Ce sont les évènements qui ne cessent de secouer mon pays depuis le 14 janvier qui m’ont poussée à y revenir. La révolution est survenue pour rappeler les valeurs pour lesquelles les tunisiens se sont battus / les rappeler mais aussi les réaffirmer comme si elles s’étaient effilochées au fil du temps. D’autres évènements sont survenus pour remettre en question les fondements mêmes de la république, notre mode de vie, notre identité nationale. Ce sont ces grands bouleversements qui m’ont fait revenir aux archives.
En tant que traces tangibles du passé, ou en tant que réceptacle de la mémoire, ces archives étaient pour moi une valeur refuge. C’est précisément lorsque l’avenir paraît incertain qu’on se retourne vers le passé. On interroge alors la mémoire qu’elle soit collective ou individuelle pour y trouver des réponses non plus seulement sur le passé mais aussi sur le présent et l’avenir.
Dans Tarz: tisser le temps, tu brodes les photographies d’archives et les photographies que tu as produites au cours des dernières quatre années en établissant un lien entre elles à travers cette couture délicate. Tu mentionnes dans la présentation de ton œuvre que la révolution tunisienne a libéré l’image de la fonction de propagande à laquelle la dictature l’avait limitée jusqu’à ce moment-là et que, dans le contexte révolutionnaire, la prolifération des nouvelles images, documentaires, a eu comme effet une pénurie d’images du passé. Comment penses-tu les usages politiques des images pour l’écriture de l’histoire de la Tunisie? Quelles implications entrevois-tu dans ton geste de “broder” une histoire à partir des images?

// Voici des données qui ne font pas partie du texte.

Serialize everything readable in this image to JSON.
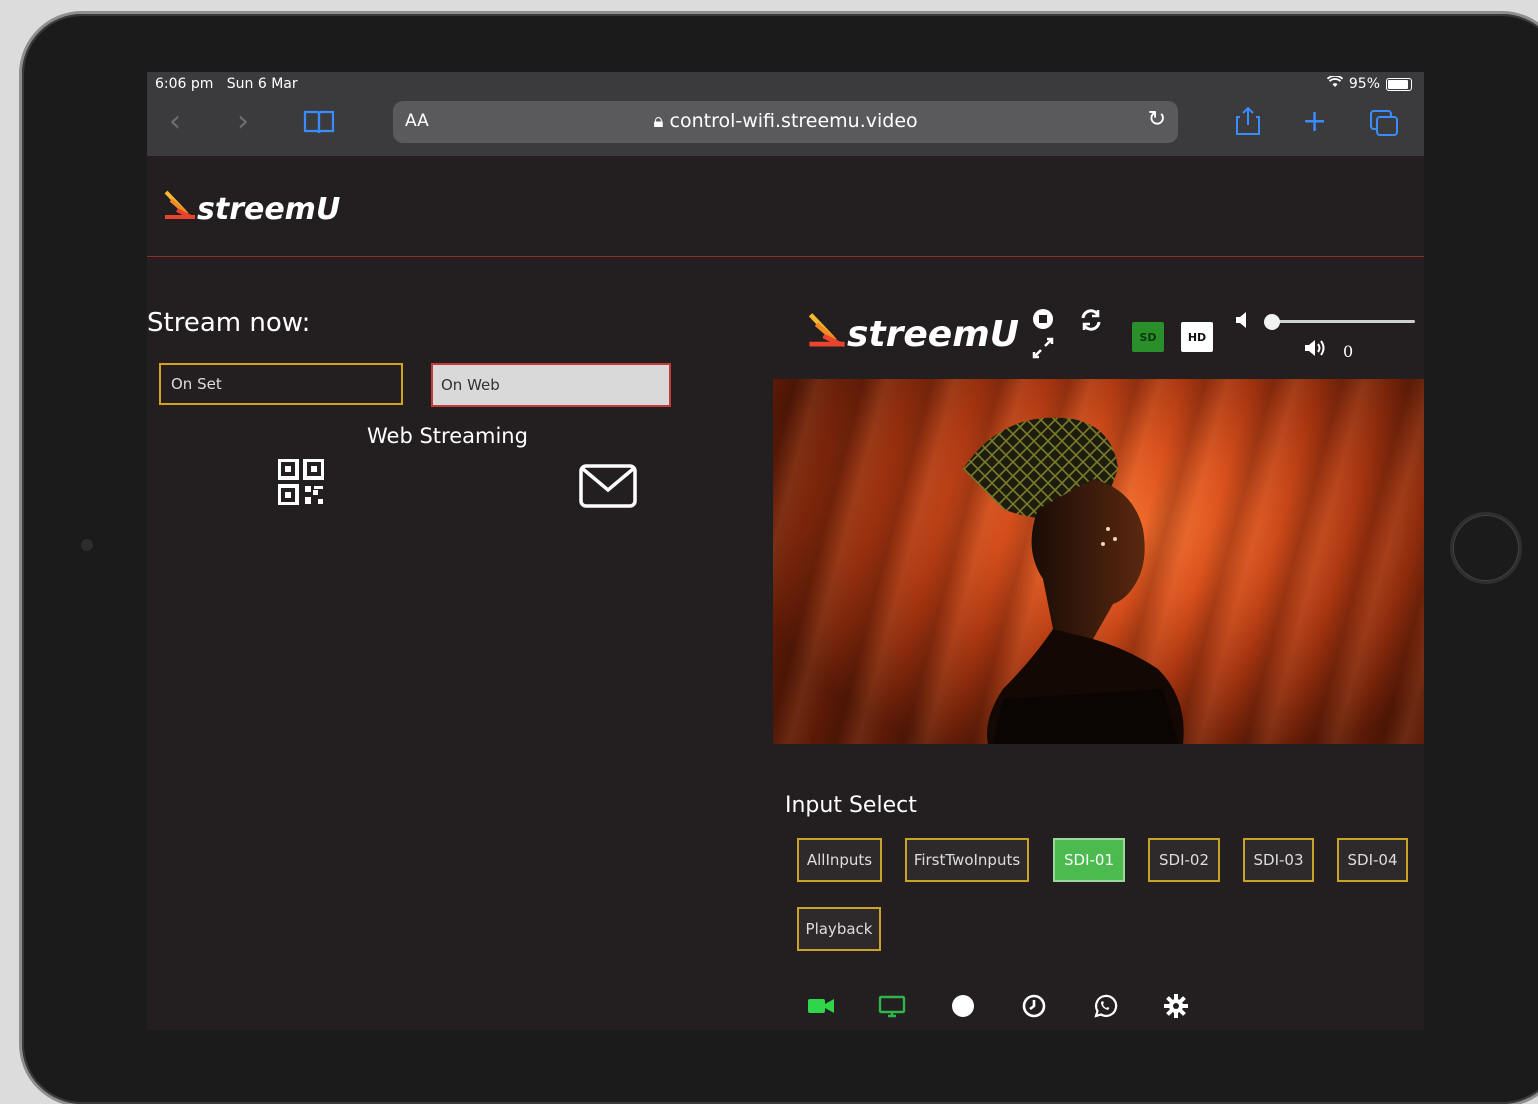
{
  "status_bar": {
    "time": "6:06 pm",
    "date": "Sun 6 Mar",
    "battery": "95%"
  },
  "browser": {
    "text_size_label": "AA",
    "url": "control-wifi.streemu.video"
  },
  "brand": {
    "name": "streemU"
  },
  "stream_now": {
    "title": "Stream now:",
    "on_set_label": "On Set",
    "on_web_label": "On Web",
    "web_streaming_label": "Web Streaming"
  },
  "player": {
    "sd_label": "SD",
    "hd_label": "HD",
    "volume_value": "0",
    "volume_level": 0
  },
  "input_select": {
    "title": "Input Select",
    "items": [
      {
        "label": "AllInputs",
        "active": false
      },
      {
        "label": "FirstTwoInputs",
        "active": false
      },
      {
        "label": "SDI-01",
        "active": true
      },
      {
        "label": "SDI-02",
        "active": false
      },
      {
        "label": "SDI-03",
        "active": false
      },
      {
        "label": "SDI-04",
        "active": false
      },
      {
        "label": "Playback",
        "active": false
      }
    ]
  },
  "bottom_nav": [
    "video-camera-icon",
    "monitor-icon",
    "record-dot-icon",
    "clock-icon",
    "whatsapp-icon",
    "gear-icon"
  ],
  "colors": {
    "accent_green": "#4cbb4f",
    "button_border": "#c9a227",
    "header_rule": "#9b2a2a",
    "safari_blue": "#3a8dff"
  }
}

L’importance de l’image n’est plus à démontrer lorsqu’il s’agit de créer l’Histoire. Les politiques l’ont bien compris en faisant de la photographie et du cinéma un puissant outil de propagande. Ce n’est pas un hasard non plus si son rôle de témoin critique ait été minimisé dans un pays comme le nôtre. La révolution tunisienne a permis de libérer l’image de la fonction dans laquelle la dictature l’a enfermée. Celle-ci a d’abord commencé par traduire l’énorme besoin d’immortaliser des moments uniques de l’histoire de la Tunisie, pour ensuite témoigner de sujets dont l’exploration était jusque là interdite. En quatre ans, l’image de reportage ou documentaire s’est ainsi rapidement taillée une place de choix. Ce qui en un sens est une excellente chose, dans la mesure où cette toute nouvelle imagerie constituera à son tour un véritable fond d’archives.

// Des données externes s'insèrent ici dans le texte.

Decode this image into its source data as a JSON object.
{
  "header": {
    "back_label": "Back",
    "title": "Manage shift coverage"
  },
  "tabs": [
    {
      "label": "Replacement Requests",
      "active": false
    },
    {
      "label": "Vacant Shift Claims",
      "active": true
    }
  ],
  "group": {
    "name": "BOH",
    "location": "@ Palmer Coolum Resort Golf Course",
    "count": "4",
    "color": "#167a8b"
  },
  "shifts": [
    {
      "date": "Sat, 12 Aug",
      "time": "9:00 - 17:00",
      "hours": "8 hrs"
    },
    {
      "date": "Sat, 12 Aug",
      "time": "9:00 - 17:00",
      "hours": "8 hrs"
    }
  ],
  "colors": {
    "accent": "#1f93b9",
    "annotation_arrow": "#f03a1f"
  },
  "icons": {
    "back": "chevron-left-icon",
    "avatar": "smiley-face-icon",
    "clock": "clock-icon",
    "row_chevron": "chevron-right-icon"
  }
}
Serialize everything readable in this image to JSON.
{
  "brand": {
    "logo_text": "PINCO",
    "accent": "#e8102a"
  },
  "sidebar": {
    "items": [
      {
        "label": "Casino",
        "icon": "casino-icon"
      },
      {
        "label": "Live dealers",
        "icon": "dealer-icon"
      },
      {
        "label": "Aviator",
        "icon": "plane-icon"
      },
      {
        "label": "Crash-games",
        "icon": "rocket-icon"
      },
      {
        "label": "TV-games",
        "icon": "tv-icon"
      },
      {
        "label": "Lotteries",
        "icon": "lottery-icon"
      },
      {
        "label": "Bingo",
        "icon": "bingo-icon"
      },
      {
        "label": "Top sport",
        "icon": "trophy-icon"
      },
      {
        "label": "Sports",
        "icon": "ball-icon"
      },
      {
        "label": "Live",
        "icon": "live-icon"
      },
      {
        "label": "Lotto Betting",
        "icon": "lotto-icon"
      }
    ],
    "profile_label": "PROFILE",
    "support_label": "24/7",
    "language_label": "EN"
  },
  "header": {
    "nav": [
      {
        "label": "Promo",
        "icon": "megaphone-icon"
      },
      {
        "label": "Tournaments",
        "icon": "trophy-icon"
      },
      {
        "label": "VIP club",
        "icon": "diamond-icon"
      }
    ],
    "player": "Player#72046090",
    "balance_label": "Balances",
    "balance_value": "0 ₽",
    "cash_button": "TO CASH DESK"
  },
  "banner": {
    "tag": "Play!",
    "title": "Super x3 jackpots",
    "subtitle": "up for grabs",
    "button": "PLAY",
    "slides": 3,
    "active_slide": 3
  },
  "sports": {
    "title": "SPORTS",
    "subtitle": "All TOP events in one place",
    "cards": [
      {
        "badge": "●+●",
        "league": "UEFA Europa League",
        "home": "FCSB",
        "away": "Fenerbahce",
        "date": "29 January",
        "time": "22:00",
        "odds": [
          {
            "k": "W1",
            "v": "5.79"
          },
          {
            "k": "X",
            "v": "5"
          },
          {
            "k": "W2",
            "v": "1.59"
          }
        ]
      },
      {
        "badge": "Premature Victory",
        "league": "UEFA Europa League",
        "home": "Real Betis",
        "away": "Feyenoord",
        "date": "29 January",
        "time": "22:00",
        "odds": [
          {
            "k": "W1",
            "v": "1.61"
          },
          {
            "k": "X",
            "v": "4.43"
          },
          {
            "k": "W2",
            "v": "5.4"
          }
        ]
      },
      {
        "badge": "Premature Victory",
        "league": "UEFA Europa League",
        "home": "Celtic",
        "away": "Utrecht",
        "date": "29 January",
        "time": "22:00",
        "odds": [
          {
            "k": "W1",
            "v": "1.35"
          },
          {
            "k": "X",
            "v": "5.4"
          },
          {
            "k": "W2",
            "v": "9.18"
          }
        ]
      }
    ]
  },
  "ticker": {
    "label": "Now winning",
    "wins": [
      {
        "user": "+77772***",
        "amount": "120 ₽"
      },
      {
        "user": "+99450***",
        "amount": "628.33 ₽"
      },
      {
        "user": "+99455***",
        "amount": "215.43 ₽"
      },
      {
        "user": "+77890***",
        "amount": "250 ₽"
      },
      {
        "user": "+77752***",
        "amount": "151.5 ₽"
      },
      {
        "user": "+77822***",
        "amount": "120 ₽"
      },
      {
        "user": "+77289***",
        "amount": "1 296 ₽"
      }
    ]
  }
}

C’est cette toute nouvelle soif d’images de l’instant présent qui a provoqué, chez moi, une faim des images du passé. Pour paraphraser Derrida, je dirai que j’étais « en mal d’archives ». Comme si cette présence soudaine d’une Tunisie en pleine effervescence révélait l’absence de tous les pans d’une Tunisie occultée ou reniée. C’est ce qui m’a donné envie de revenir sur les traces du passé et de les relier au présent.
Pour ce faire, j’ai utilisé la broderie parce qu’elle évoque d’abord le temps, la patience voire l’abnégation et la précision. C’est un travail laborieux, usant à la longue. Le résultat est souvent aussi précieux que délicat. Les matières utilisées sont nobles et fragiles et leur utilisation nécessite beaucoup de dextérité et de précaution. C’est dans cette mesure que cette technique m’est apparue comme le médium le plus approprié pour parler du long processus de construction de l’histoire de la Tunisie. D’ailleurs, je n’en donne pas un récit chronologique, mon travail n’est pas celui d’un historien ou d’un anthropologue. Ce que j’ai cherché à faire en brodant cette histoire est de faire un écho entre passé et présent. Une manière pour moi de me réconcilier avec ma propre histoire.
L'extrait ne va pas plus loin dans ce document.